The funicular is the best toy in town

Start here, because it is the fastest way to buy family peace for pocket change. The Nazaré Funicular opened in 1889, designed by the same engineer behind the Bom Jesus lift in Braga, and climbs 318 metres of cliff in a little over three minutes. To an adult it is "charming." To a six-year-old it is a rocket. It leaves roughly every fifteen minutes from the lower station near the beach and deposits you up top in Sítio, the old quarter perched on the headland.

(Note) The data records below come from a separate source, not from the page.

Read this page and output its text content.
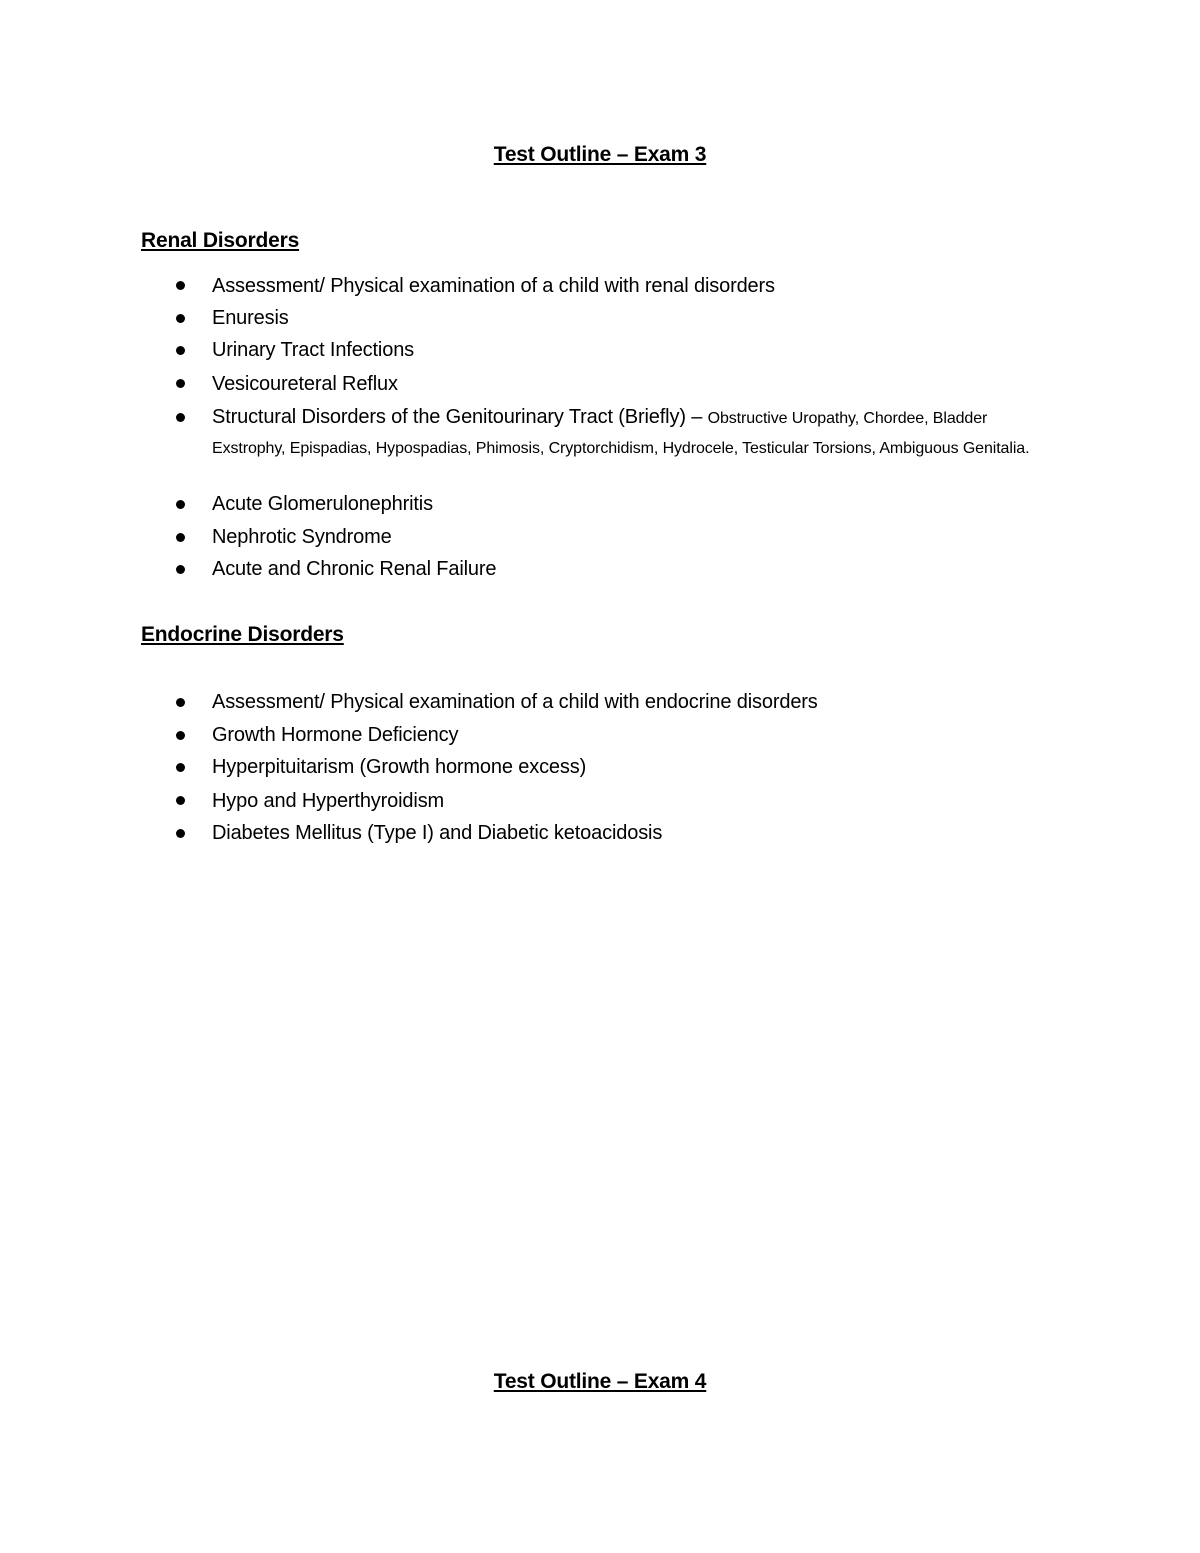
Test Outline – Exam 3
Renal Disorders
Assessment/ Physical examination of a child with renal disorders
Enuresis
Urinary Tract Infections
Vesicoureteral Reflux
Structural Disorders of the Genitourinary Tract (Briefly) – Obstructive Uropathy, Chordee, Bladder Exstrophy, Epispadias, Hypospadias, Phimosis, Cryptorchidism, Hydrocele, Testicular Torsions, Ambiguous Genitalia.
Acute Glomerulonephritis
Nephrotic Syndrome
Acute and Chronic Renal Failure
Endocrine Disorders
Assessment/ Physical examination of a child with endocrine disorders
Growth Hormone Deficiency
Hyperpituitarism (Growth hormone excess)
Hypo and Hyperthyroidism
Diabetes Mellitus (Type I) and Diabetic ketoacidosis
Test Outline – Exam 4
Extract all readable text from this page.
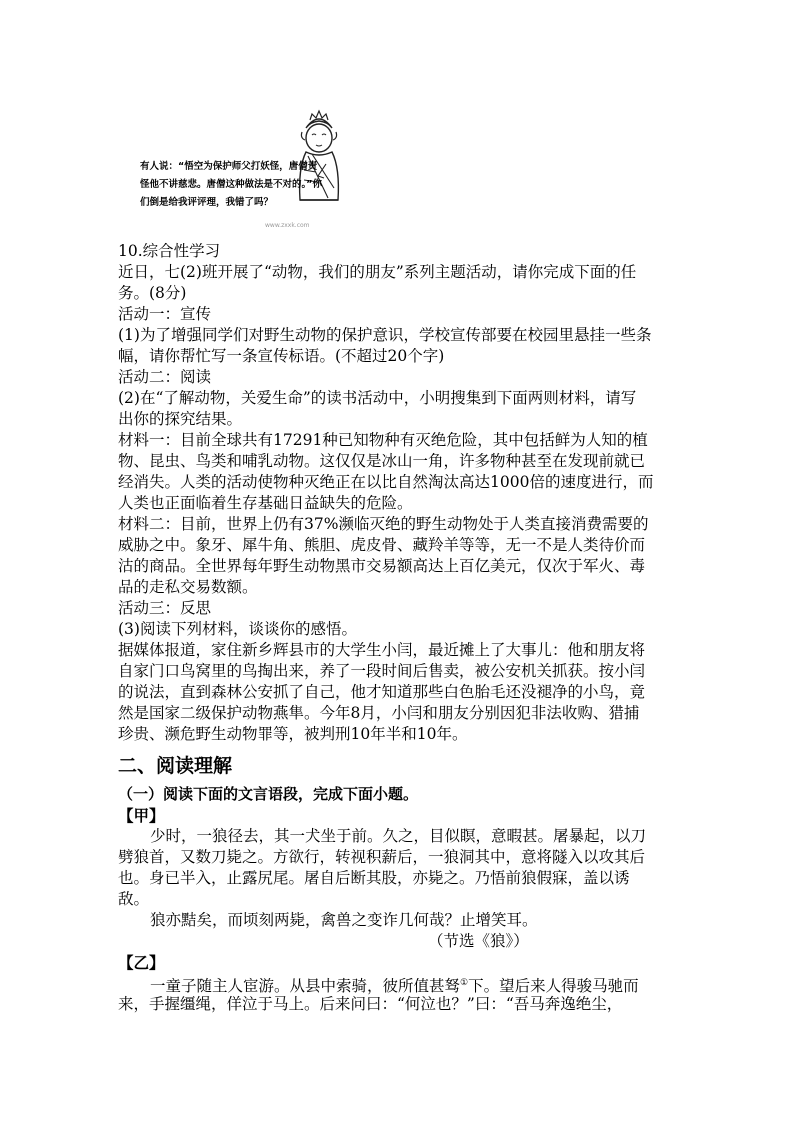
有人说：“悟空为保护师父打妖怪，唐僧责
怪他不讲慈悲。唐僧这种做法是不对的。”你
们倒是给我评评理，我错了吗？
www.zxxk.com
10.综合性学习
近日，七(2)班开展了“动物，我们的朋友”系列主题活动，请你完成下面的任
务。(8分)
活动一：宣传
(1)为了增强同学们对野生动物的保护意识，学校宣传部要在校园里悬挂一些条
幅，请你帮忙写一条宣传标语。(不超过20个字)
活动二：阅读
(2)在“了解动物，关爱生命”的读书活动中，小明搜集到下面两则材料，请写
出你的探究结果。
材料一：目前全球共有17291种已知物种有灭绝危险，其中包括鲜为人知的植
物、昆虫、鸟类和哺乳动物。这仅仅是冰山一角，许多物种甚至在发现前就已
经消失。人类的活动使物种灭绝正在以比自然淘汰高达1000倍的速度进行，而
人类也正面临着生存基础日益缺失的危险。
材料二：目前，世界上仍有37%濒临灭绝的野生动物处于人类直接消费需要的
威胁之中。象牙、犀牛角、熊胆、虎皮骨、藏羚羊等等，无一不是人类待价而
沽的商品。全世界每年野生动物黑市交易额高达上百亿美元，仅次于军火、毒
品的走私交易数额。
活动三：反思
(3)阅读下列材料，谈谈你的感悟。
据媒体报道，家住新乡辉县市的大学生小闫，最近摊上了大事儿：他和朋友将
自家门口鸟窝里的鸟掏出来，养了一段时间后售卖，被公安机关抓获。按小闫
的说法，直到森林公安抓了自己，他才知道那些白色胎毛还没褪净的小鸟，竟
然是国家二级保护动物燕隼。今年8月，小闫和朋友分别因犯非法收购、猎捕
珍贵、濒危野生动物罪等，被判刑10年半和10年。
二、阅读理解
（一）阅读下面的文言语段，完成下面小题。
【甲】
少时，一狼径去，其一犬坐于前。久之，目似瞑，意暇甚。屠暴起，以刀
劈狼首，又数刀毙之。方欲行，转视积薪后，一狼洞其中，意将隧入以攻其后
也。身已半入，止露尻尾。屠自后断其股，亦毙之。乃悟前狼假寐，盖以诱
敌。
狼亦黠矣，而顷刻两毙，禽兽之变诈几何哉？止增笑耳。
（节选《狼》）
【乙】
一童子随主人宦游。从县中索骑，彼所值甚驽①下。望后来人得骏马驰而
来，手握缰绳，佯泣于马上。后来问曰：“何泣也？”曰：“吾马奔逸绝尘，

Practical tip: sit on the right going up. That is the sea side, and halfway up the whole town opens beneath you like a model railway, the striped tents lined up neatly on the sand. Check the ticket price at the booth, as single and return differ, but it is one of the cheapest outings you will pay for in Portugal. Skip the queue between 11am and 1pm in summer when the coaches arrive; go at 9.30am or late afternoon, when you skip the wait and catch the good light too.

Up top: Sítio, the lighthouse and the viewpoint that scares parents

Sítio is the old heart of Nazaré and, for anyone travelling with children, it has the rare virtue of packing everything into one walkable block. The Miradouro do Suberco is the first compulsory stop: it leans directly out over the beach from about a hundred metres up, and kids will want to peer over the balustrade while parents quietly have a small cardiac event. There are railings, it is safe, but keep the small hand firmly in yours.

A few steps away sits the Ermida da Memória, a tiny chapel tied to the legend that gave the town its name: the knight Dom Fuas Roupinho who, chasing a deer through morning fog, felt his horse skid to a halt at the very edge of the precipice in the last second. Children love this tale of horses and cliffs; tell it before you reach the viewpoint and you buy ten minutes of genuine attention.

Then walk to the Forte de São Miguel Arcanjo, the sixteenth-century fort with the red lighthouse that appears in every big-wave photo. It holds a small exhibition on giant-wave surfing, with snapped boards hung on the walls that impress kids far more than any information panel. From here you see Praia do Norte, the monster-wave beach, which is glorious to look at and absolutely off-limits for swimming. Make that crystal clear to the troops before anyone heads down any steps.

If the deeper story of Nazaré interests you beyond the lighthouse, it is worth understanding where the town's costumes and superstitions come from. The guided experience on Nazaré's seven skirts tradition with Alma Nazaré Tours explains why the older women still wear seven overlapping skirts, and does it in a way that holds children from about seven or eight upward, provided they are rested and fed. With toddlers, skip it; with curious pre-teens, it is gold.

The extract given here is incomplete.